Open dekkers opened 1 year ago
Interesting, that blog post makes a persuasive case for dataclasses. Their syntax (both with and without slots) is pretty clean as well - better than Pydantic or regular classes. It's another reason why we should consider upgrading to a higher version (https://github.com/minvws/nl-kat-coordination/issues/627). Dropping support for <3.10 altogether would save us work, and I think it's becoming more and more interesting to consider providing/requiring a native Python 3.11 environment for Debian and Ubuntu.
I have experienced the performance hits of pydantic as well. I must say that we were working with a large amount of objects though and we experienced the overhead in writing these to a large json file.
We concluded the same thing at the time: why use Pydantic after initial validation has been performed? So yes I would be all for such a convention.
Having said that, regarding slots I would first want to see that using them actually has significant impact on performance before deciding to implement them everywhere.
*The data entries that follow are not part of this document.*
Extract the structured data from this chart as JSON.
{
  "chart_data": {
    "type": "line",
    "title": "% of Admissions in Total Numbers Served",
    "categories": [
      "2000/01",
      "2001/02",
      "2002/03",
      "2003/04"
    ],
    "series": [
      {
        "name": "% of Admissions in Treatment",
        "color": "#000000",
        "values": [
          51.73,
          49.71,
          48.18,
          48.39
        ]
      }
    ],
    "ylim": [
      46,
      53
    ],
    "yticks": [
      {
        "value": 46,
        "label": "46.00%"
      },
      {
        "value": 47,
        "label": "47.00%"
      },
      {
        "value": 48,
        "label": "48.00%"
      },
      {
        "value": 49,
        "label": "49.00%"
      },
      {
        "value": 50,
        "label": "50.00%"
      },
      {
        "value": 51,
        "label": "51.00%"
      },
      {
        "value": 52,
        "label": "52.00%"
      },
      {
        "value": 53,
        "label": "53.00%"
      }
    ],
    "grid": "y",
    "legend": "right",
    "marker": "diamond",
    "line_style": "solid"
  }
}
+1 for switching to data classes. For our container images this is another reason to update to Python 3.10+ (#627).
Having said that, regarding slots I would first want to see that using them actually has significant impact on performance before deciding to implement them everywhere.
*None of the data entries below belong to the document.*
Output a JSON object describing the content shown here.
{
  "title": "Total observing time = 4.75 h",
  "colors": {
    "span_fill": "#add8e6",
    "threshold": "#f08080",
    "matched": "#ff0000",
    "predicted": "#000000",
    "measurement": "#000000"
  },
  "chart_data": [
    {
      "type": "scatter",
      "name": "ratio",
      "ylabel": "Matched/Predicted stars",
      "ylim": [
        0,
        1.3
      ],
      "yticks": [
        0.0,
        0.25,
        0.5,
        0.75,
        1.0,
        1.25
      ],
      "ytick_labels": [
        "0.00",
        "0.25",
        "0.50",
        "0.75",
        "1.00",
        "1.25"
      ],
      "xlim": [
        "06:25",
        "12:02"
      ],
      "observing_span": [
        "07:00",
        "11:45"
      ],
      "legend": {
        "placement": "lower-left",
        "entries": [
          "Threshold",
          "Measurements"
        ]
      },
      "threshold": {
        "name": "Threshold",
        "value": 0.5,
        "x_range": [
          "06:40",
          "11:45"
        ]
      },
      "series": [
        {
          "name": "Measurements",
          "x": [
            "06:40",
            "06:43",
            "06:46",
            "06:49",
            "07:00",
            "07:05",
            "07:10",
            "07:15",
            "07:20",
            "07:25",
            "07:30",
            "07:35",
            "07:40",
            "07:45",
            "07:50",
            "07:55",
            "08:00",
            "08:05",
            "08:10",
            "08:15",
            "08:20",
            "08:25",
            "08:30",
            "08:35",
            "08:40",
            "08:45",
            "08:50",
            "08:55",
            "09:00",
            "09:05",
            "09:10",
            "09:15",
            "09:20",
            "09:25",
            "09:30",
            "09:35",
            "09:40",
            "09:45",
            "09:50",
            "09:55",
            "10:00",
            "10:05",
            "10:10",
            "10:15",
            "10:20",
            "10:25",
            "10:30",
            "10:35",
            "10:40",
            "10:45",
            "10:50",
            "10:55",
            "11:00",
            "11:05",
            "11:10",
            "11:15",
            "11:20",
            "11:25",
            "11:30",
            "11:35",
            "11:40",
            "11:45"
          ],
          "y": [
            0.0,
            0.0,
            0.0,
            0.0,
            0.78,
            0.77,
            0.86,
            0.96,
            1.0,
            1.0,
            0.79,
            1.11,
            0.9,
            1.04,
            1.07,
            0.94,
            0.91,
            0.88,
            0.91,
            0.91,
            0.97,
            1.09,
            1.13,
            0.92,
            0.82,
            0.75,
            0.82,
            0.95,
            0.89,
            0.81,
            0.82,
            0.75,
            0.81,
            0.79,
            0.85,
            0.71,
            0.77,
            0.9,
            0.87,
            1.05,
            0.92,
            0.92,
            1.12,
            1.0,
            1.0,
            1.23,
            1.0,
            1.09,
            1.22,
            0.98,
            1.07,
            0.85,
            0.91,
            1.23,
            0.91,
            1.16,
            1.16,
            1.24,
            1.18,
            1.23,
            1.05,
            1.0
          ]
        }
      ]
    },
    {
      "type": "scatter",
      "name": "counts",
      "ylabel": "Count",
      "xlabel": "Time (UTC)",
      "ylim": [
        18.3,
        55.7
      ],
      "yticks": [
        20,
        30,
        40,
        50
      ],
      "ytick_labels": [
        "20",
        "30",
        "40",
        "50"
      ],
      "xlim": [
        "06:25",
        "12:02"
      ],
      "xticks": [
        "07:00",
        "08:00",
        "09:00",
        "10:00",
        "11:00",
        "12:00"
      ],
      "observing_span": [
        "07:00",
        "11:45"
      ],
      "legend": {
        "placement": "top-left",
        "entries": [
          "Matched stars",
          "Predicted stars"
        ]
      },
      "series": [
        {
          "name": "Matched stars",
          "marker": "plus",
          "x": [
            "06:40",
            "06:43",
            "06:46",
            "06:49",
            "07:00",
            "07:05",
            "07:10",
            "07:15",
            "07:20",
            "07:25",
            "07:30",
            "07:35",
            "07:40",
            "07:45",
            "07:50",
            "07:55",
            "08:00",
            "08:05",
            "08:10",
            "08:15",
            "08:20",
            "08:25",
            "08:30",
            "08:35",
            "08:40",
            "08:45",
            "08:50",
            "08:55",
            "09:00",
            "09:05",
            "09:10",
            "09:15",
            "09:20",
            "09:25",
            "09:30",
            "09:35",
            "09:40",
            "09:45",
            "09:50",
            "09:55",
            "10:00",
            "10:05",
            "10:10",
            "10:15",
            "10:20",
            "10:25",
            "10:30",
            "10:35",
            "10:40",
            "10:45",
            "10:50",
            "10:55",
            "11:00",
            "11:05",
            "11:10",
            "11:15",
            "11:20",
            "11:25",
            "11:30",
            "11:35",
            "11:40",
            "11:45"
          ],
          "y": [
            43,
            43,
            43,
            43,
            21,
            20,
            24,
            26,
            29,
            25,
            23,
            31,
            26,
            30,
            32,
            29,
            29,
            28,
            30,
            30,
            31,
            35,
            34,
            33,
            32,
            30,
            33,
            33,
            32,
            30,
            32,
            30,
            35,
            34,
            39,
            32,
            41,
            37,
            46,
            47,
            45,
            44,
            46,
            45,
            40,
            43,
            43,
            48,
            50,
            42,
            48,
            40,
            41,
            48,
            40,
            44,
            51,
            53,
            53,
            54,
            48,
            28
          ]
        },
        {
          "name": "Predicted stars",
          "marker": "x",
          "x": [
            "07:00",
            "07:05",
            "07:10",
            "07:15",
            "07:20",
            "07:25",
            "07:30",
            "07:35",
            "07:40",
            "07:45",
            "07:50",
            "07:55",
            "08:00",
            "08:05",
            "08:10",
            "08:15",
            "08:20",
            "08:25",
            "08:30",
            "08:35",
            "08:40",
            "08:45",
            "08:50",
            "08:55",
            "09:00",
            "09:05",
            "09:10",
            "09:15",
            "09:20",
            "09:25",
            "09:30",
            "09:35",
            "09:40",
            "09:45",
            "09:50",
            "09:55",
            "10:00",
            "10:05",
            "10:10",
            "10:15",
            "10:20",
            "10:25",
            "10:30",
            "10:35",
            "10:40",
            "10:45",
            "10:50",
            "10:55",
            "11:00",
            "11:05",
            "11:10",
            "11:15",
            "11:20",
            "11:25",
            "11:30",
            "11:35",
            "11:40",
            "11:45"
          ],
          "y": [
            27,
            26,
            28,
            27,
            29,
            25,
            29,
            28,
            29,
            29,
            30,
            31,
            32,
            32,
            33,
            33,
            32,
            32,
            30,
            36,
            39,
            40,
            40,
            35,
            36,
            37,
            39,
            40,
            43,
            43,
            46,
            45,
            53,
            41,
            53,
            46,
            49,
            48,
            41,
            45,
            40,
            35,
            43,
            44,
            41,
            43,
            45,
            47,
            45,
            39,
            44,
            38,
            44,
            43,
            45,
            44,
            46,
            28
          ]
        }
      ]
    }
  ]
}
I’d say that the tests in the linked post make a convincing argument that slots make a big difference, primarily in memory usage.
@praseodym I see and I must say that my opinion also depends on the impact/complexity of the implementation as well. (Quick wins are always great.) But every time I do optimisations I learn not to assume I know the bottlenecks of my workload or impact of certain changes without profiling.
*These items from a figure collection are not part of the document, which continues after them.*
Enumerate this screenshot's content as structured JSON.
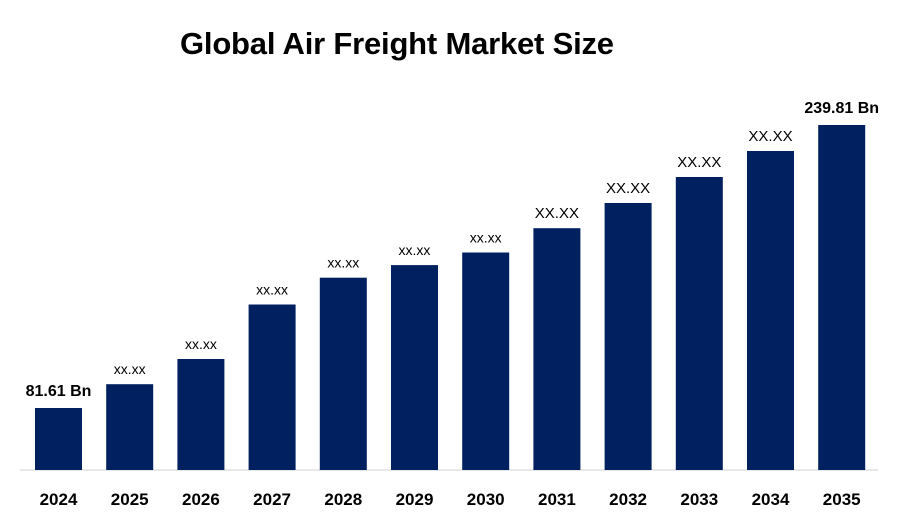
{
  "chart_data": {
    "type": "bar",
    "title": "Global Air Freight Market Size",
    "xlabel": "",
    "ylabel": "",
    "categories": [
      "2024",
      "2025",
      "2026",
      "2027",
      "2028",
      "2029",
      "2030",
      "2031",
      "2032",
      "2033",
      "2034",
      "2035"
    ],
    "values": [
      81.61,
      110,
      140,
      205,
      237,
      252,
      267,
      296,
      326,
      357,
      388,
      239.81
    ],
    "value_labels": [
      "81.61 Bn",
      "xx.xx",
      "xx.xx",
      "xx.xx",
      "xx.xx",
      "xx.xx",
      "xx.xx",
      "XX.XX",
      "XX.XX",
      "XX.XX",
      "XX.XX",
      "239.81 Bn"
    ],
    "bar_color": "#002060",
    "grid": false,
    "legend": "none"
  }
}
“Pydantic V2 is 5-50x faster than Pydantic V1”, according to https://docs.pydantic.dev/latest/blog/pydantic-v2-alpha/. But I’m not sure if we should wait for it, or switch to data classes before the V2 release.
Meeting notes (23-05-2023):
In the future, we will upgrade our codebase to the highest possible version (e.g. pyupgrade) to eliminate tech debt.
We will leave the data classes optimization for later, as we have easier performance improvements we can make. Pydantic should not be used as internal data container #738
Pydantic primary purpose is data validation. This is great for things like parsing and validating JSON, but we don't need to do data validation for internal data structures and pydantic will have an unnecessary overhead.
This is a good post that describes different Python data containers and shows the overhead of pydantic:
https://towardsdatascience.com/battle-of-the-data-containers-which-python-typed-structure-is-the-best-6d28fde824e
For mutable internal data containers the best option would be to use dataclasses with slots. Given that the slots are only supported since Python 3.10 we should probably define our own dataclass decorator that will use slots on Python 3.10 and higher and fallback to dataclass without slots on earlier Python versions.
If the data container can be immutable then namedtuple is the best option.